Primeiro o curso de boleira, depois o de doces e então o de padaria. Eliana Coimbra, 40, descobriu o Clube das Mães Unidas para capacitação profissional e acabou contratada da instituição. Atualmente, ela é responsável por fazer as refeições das crianças no Serviço de Convivência e Fortalecimento de Vínculos, no CCIJ (Centro de Convivência Infanto Juvenil Prof. Ivan Dutra), administrado pela instituição.

“Eu fazia lanche. Desde os 25 anos trabalho nesse tipo de serviço e para terceiros. Tenho quatro filhos e sempre trabalhei à noite”, menciona. Conseguir um trabalho de cozinheira foi um alívio e também um pontapé para acreditar mais em si mesma. “Agora voltei a estudar, estou terminando o ensino médio e pretendo cursar faculdade de assistência social. O serviço na instituição abriu a minha cabeça, eu quero fazer mais”, conta.

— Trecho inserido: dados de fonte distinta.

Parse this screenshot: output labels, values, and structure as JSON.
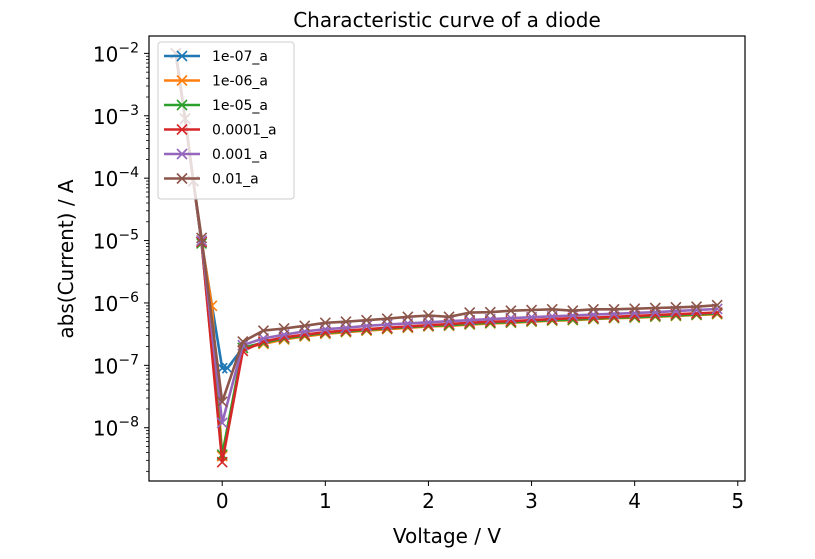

Para a cozinheira, o projeto abriu portas para que ela se capacitasse em um para contribuir com o outro, no atendimento às crianças. “Eu sou a cozinheira do centro de convivência e adoro, sempre quis trabalhar com criança e adoro quando elas falam que estão com saudade da minha comida”, comenta. Ela também conta que com o trabalho atual, consegue ficar mais perto dos filhos, já que nos finais de semana está em casa.

NEGÓCIO PRÓPRIO

Para Joyce da Silva Souza, 35, o Clube das Mães Unidas foi a oportunidade conquistar o desejado negócio próprio. “Estava procurando uma profissão, um aperfeiçoamento. Eu já era manicure na época, mas queria fazer curso de cabelo para ter meu próprio negócio, tanto pelo retorno financeiro quanto pela minha independência”, menciona.

 Joyce da Silva Souza fez vários cursos no Clube das Mães Unidas: "Hoje estou no meu salão"
Joyce da Silva Souza fez vários cursos no Clube das Mães Unidas: "Hoje estou no meu salão" | Foto: Roberto Custodio

Ela fez vários cursos no local: cabeleireira, barbearia, sobrancelha e maquiagem. “Hoje eu estou no meu salão”, revela com felicidade. Souza afirma que não teria oportunidade se não fosse a instituição, considerando que não havia como custear os cursos de capacitação.

No salão próprio, ela pode levar o filho de quatro anos para que fique olhando. Não fosse isso, teria que encontrar alguém para cuidar ou abandonar o trabalho. Para ela, o curso foi uma oportunidade mudança. “Me ajudou na capacitação, foi lá que aprendi a profissão”, afirma. “Eu sou muito grata a eles, através deles eu me tornei uma profissional e hoje tenho meu espaço e posso trabalhar por conta”, defende.